Miami-Dade surpasses Chicago as the nation’s third largest school district – at least for now

WLRN | By Kate Payne | October 3, 2022

Fall enrollment numbers show that Miami-Dade County Public Schools is now the third largest school district in the country — at least for now. MDCPS has surpassed Chicago Public Schools, despite losing more than 22,000 students since the start of the pandemic in the 2019-2020 school year.

Chicago Public Schools has long been the nation’s third largest school system, but the district’s enrollment numbers have been falling for more than a decade, as tens of thousands of students transferred to private schools, moved out to the suburbs or switched to homeschool.

WLRN’s sister station WBEZ reported that as of Sept. 20, CPS’ official enrollment is 322,106 students. That’s just shy of MDPCS’s headcount of 324,961, according to Jaquelyn Calzadilla Diaz, administrative director for the district’s communications office.

Chicago’s school chief Pedro Martinez says the declines are due to a number of factors.

“Our enrollment numbers reflect many changes, including declining birth rates,” Martinez said at a Chicago Board of Education meeting this week, according to WBEZ. “But they also present us with an opportunity to review our practices and to ensure that we’re providing the best programming and services to our students.”

New York City Public Schools remains the largest district in the nation, with more than 1 million students, according to the New York City Department of Education. The Los Angeles Unified School District comes in at number two, with more than 430,000 students enrolled last year, according to KPCC.

Edging into the country’s three largest districts could raise the visibility of MDCPS, which serves a very diverse population of kids — more than 90% of whom identify as Hispanic or Black and nearly 75% of whom are economically disadvantaged.

But like districts across the country, Miami-Dade has been losing students as the pandemic has pushed families to rethink what they want out of their schools.

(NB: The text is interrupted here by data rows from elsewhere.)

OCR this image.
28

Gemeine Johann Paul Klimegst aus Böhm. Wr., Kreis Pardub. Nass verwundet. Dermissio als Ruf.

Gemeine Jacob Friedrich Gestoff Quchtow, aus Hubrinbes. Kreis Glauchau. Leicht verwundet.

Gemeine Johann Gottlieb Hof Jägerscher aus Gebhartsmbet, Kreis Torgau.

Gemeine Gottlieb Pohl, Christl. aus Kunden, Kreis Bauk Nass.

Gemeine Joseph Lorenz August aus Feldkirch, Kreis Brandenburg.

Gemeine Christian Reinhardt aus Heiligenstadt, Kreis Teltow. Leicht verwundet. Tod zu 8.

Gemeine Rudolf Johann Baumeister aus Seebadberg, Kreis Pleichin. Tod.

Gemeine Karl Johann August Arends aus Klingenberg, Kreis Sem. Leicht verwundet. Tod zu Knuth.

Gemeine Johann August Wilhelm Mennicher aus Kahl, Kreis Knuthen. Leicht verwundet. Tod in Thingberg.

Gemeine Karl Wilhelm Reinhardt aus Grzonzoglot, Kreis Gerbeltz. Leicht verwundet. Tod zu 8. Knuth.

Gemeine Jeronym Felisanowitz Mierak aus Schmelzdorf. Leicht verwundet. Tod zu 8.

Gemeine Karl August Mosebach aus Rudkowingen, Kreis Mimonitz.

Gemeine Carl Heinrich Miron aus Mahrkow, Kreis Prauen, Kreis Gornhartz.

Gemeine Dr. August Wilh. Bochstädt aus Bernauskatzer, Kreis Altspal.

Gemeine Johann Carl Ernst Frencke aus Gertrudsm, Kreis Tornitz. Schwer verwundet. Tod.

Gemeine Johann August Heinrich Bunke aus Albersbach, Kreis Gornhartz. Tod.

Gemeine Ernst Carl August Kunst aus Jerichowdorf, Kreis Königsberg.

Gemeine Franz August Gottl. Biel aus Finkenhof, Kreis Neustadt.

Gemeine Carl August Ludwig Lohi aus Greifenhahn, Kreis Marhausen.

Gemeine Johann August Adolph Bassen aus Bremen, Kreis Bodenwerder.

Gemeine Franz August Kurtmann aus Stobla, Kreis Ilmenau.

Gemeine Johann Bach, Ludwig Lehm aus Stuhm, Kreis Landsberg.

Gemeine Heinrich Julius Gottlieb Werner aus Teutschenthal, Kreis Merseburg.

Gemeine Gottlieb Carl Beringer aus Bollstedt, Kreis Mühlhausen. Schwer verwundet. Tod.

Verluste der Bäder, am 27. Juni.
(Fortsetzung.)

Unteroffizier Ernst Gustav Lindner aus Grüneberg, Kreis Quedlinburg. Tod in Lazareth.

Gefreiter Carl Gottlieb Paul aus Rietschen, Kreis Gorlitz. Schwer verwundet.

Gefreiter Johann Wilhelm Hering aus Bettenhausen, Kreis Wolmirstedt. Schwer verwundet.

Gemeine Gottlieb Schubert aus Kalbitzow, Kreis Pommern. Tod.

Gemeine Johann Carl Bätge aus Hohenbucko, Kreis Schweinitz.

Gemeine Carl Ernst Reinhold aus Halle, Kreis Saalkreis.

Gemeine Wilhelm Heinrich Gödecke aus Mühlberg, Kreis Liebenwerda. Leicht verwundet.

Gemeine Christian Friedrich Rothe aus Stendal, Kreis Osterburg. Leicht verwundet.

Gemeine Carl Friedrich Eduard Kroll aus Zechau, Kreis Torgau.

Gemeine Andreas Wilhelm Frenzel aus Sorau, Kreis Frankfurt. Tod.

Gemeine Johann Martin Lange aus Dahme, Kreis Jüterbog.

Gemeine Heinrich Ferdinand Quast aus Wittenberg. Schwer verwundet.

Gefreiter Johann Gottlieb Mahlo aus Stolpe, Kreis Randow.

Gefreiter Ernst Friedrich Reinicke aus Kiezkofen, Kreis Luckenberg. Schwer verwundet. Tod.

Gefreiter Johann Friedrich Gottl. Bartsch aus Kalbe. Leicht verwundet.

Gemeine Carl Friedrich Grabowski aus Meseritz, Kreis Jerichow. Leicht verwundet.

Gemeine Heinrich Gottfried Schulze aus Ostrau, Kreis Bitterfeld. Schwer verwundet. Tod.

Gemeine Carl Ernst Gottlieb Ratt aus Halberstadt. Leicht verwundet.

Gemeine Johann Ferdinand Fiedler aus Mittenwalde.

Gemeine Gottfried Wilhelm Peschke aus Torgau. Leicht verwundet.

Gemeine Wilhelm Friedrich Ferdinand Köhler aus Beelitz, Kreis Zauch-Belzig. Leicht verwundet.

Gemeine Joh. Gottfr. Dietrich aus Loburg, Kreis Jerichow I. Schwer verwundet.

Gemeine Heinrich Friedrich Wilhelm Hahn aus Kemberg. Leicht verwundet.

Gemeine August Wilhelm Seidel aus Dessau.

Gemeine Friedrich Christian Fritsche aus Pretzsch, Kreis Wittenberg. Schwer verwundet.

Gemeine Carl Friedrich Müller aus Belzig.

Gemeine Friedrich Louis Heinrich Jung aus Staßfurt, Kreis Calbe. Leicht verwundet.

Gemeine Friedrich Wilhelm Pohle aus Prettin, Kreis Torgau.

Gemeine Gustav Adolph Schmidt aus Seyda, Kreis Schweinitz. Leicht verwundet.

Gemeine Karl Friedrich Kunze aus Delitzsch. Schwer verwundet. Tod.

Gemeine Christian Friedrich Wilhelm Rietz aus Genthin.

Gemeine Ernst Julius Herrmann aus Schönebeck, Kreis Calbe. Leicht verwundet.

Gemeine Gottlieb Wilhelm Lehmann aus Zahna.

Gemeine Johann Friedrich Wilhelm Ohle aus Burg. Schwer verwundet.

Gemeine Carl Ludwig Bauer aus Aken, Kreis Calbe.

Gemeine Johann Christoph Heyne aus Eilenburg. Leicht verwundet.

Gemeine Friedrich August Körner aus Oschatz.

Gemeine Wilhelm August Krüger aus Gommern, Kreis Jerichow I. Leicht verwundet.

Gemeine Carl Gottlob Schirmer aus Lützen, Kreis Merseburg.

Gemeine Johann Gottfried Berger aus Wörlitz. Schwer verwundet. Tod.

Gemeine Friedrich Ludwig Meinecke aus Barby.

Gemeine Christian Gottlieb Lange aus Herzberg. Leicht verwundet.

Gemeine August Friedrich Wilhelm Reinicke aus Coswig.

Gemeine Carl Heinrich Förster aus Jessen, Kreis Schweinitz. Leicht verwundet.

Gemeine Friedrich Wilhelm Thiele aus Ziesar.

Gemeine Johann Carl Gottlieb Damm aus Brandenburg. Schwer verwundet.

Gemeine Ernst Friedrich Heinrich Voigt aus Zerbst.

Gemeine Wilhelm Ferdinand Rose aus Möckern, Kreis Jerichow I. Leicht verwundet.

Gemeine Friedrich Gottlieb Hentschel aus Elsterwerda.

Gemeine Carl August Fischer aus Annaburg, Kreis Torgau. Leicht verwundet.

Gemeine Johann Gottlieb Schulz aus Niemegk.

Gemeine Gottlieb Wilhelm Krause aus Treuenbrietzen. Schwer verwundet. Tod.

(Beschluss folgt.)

LAUSD Superintendent Alberto Carvalho, who previously led MDCPS, has said that one of the factors driving students out of public schools — especially undocumented immigrants — is the economic crisis brought on by the pandemic.

“There was no opportunity to work. The kids left with the families. And they left by the thousands,” Carvalho told journalists during a national conference of the Education Writers Association in July.

According to district statistics, MDCPS’ enrollment has dropped by more than 45,000 students in the past two decades.